This scenario describes a three-component Job which retrieves a file from an HTTP website, reads data from the fetched file and displays the data on the console.
Drop a tFileFetch, a tFileInputDelimited and a tLogRow onto your design workspace.
Link tFileFetch to tFileInputDelimited using a Trigger > On Subjob Ok or On Component Ok connection.
Link tFileInputDelimited to tLogRow using a Row > Main connection.
Double-click tFileFetch to open its Basic settings view.
Select the protocol you want to use from the list. Here, http is selected.

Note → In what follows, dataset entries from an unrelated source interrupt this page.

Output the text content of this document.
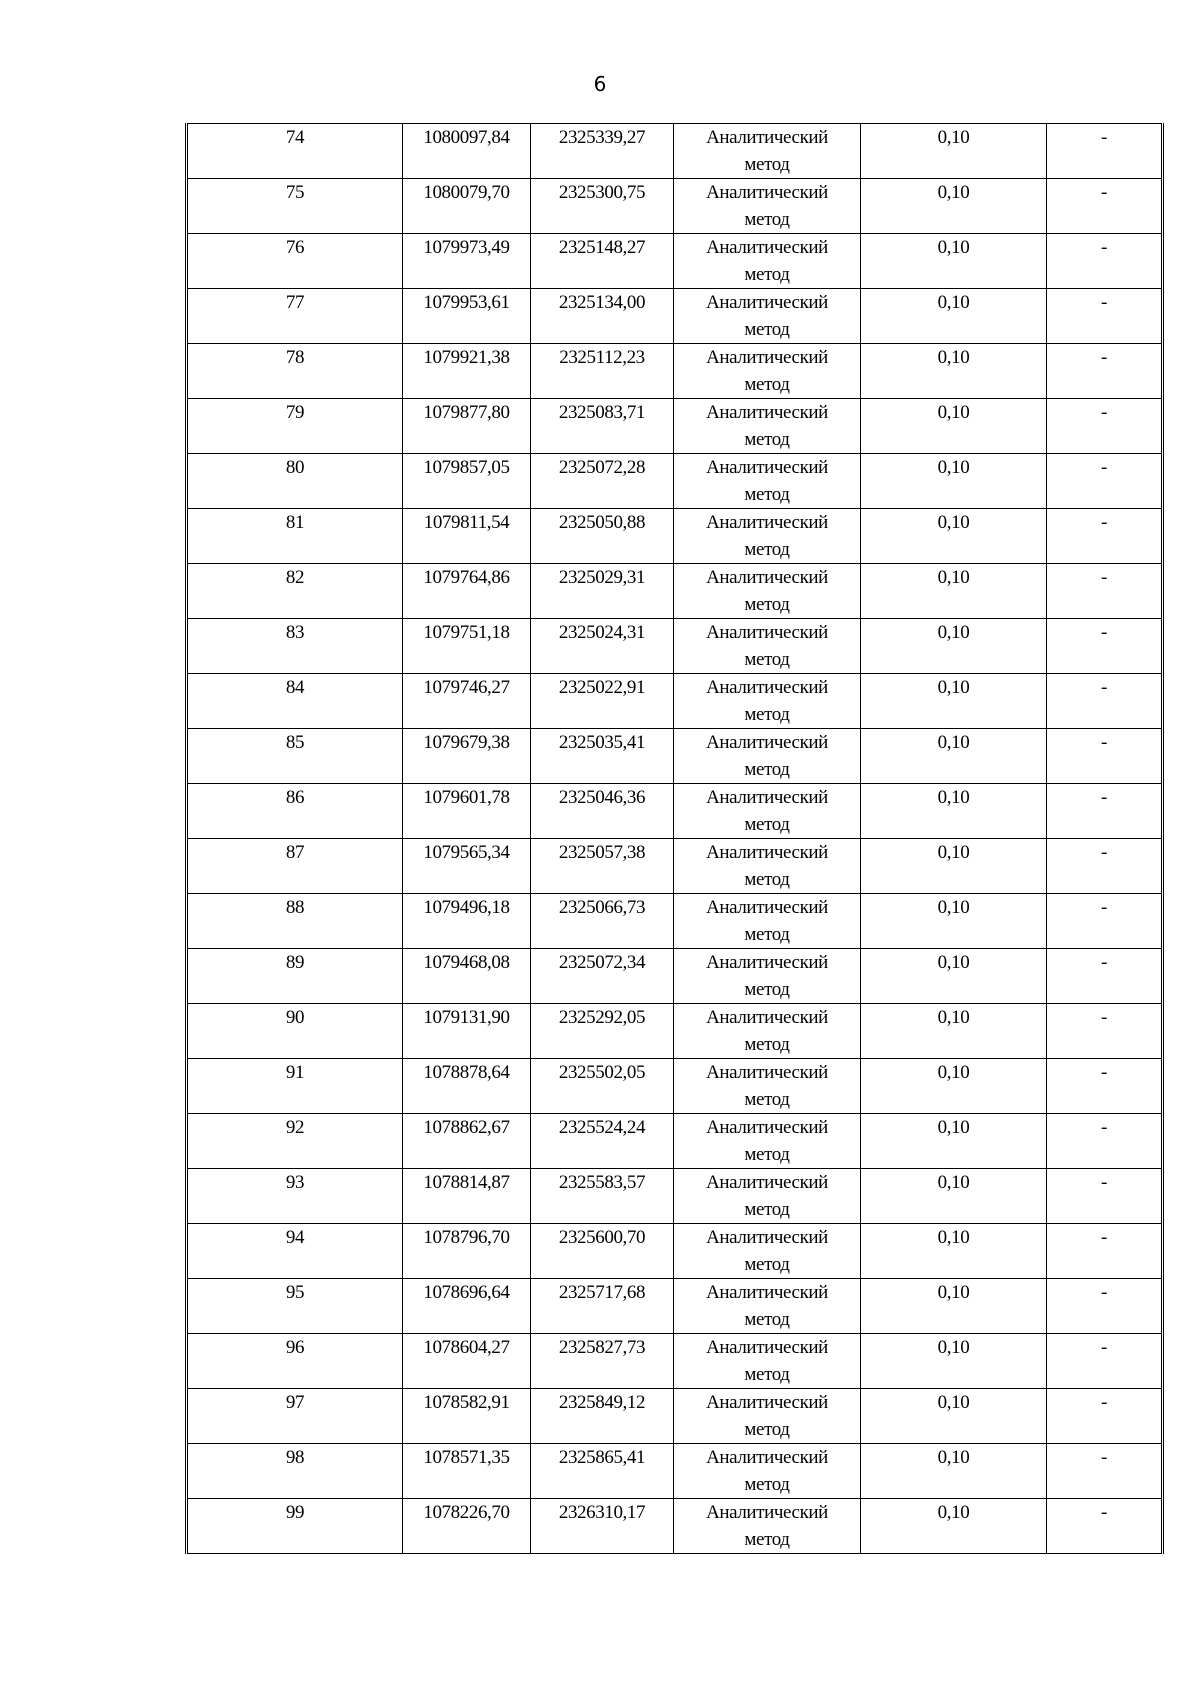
6
74	1080097,84	2325339,27	Аналитический метод	0,10	-

75	1080079,70	2325300,75	Аналитический метод	0,10	-

76	1079973,49	2325148,27	Аналитический метод	0,10	-

77	1079953,61	2325134,00	Аналитический метод	0,10	-

78	1079921,38	2325112,23	Аналитический метод	0,10	-

79	1079877,80	2325083,71	Аналитический метод	0,10	-

80	1079857,05	2325072,28	Аналитический метод	0,10	-

81	1079811,54	2325050,88	Аналитический метод	0,10	-

82	1079764,86	2325029,31	Аналитический метод	0,10	-

83	1079751,18	2325024,31	Аналитический метод	0,10	-

84	1079746,27	2325022,91	Аналитический метод	0,10	-

85	1079679,38	2325035,41	Аналитический метод	0,10	-

86	1079601,78	2325046,36	Аналитический метод	0,10	-

87	1079565,34	2325057,38	Аналитический метод	0,10	-

88	1079496,18	2325066,73	Аналитический метод	0,10	-

89	1079468,08	2325072,34	Аналитический метод	0,10	-

90	1079131,90	2325292,05	Аналитический метод	0,10	-

91	1078878,64	2325502,05	Аналитический метод	0,10	-

92	1078862,67	2325524,24	Аналитический метод	0,10	-

93	1078814,87	2325583,57	Аналитический метод	0,10	-

94	1078796,70	2325600,70	Аналитический метод	0,10	-

95	1078696,64	2325717,68	Аналитический метод	0,10	-

96	1078604,27	2325827,73	Аналитический метод	0,10	-

97	1078582,91	2325849,12	Аналитический метод	0,10	-

98	1078571,35	2325865,41	Аналитический метод	0,10	-

99	1078226,70	2326310,17	Аналитический метод	0,10	-
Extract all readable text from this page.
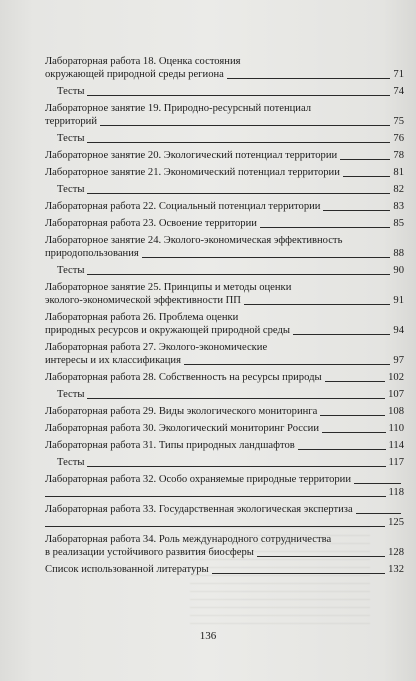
Лабораторная работа 18. Оценка состояния
окружающей природной среды региона	71
Тесты	74
Лабораторное занятие 19. Природно-ресурсный потенциал
территорий	75
Тесты	76
Лабораторное занятие 20. Экологический потенциал территории	78
Лабораторное занятие 21. Экономический потенциал территории	81
Тесты	82
Лабораторная работа 22. Социальный потенциал территории	83
Лабораторная работа 23. Освоение территории	85
Лабораторное занятие 24. Эколого-экономическая эффективность
природопользования	88
Тесты	90
Лабораторное занятие 25. Принципы и методы оценки
эколого-экономической эффективности ПП	91
Лабораторная работа 26. Проблема оценки
природных ресурсов и окружающей природной среды	94
Лабораторная работа 27. Эколого-экономические
интересы и их классификация	97
Лабораторная работа 28. Собственность на ресурсы природы	102
Тесты	107
Лабораторная работа 29. Виды экологического мониторинга	108
Лабораторная работа 30. Экологический мониторинг России	110
Лабораторная работа 31. Типы природных ландшафтов	114
Тесты	117
Лабораторная работа 32. Особо охраняемые природные территории
118
Лабораторная работа 33. Государственная экологическая экспертиза
125
Лабораторная работа 34. Роль международного сотрудничества
в реализации устойчивого развития биосферы	128
Список использованной литературы	132
136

In the URI field, type in the URI where the file to be fetched can be retrieved from. You can paste the URI directly in your browser to view the data in the file.
In the Destination directory field, browse to the folder where the fetched file is to be stored. In this example, it is D:/Output.
In the Destination filename field, type in a new name for the file if you want it to be changed. In this example, new.txt.
If needed, select the Add header check box and define one or more HTTP request headers as fetch conditions. For example, to fetch the file only if it has been modified since 19:43:31 GMT, October 29, 1994, fill in the Name and Value fields with "If-Modified-Since" and "Sat, 29 Oct 1994 19:43:31 GMT" respectively in the Headers table. For details about HTTP request header definitions, see Header Field Definitions.
Double-click tFileInputDelimited to open its Basic settings view.
In the File name field, type in the full path to the fetched file which had been stored locally.
Click the [...] button next to Edit schema to open the [Schema] dialog box. In this example, add one column output to store the data from the fetched file.
Leave other settings as they are.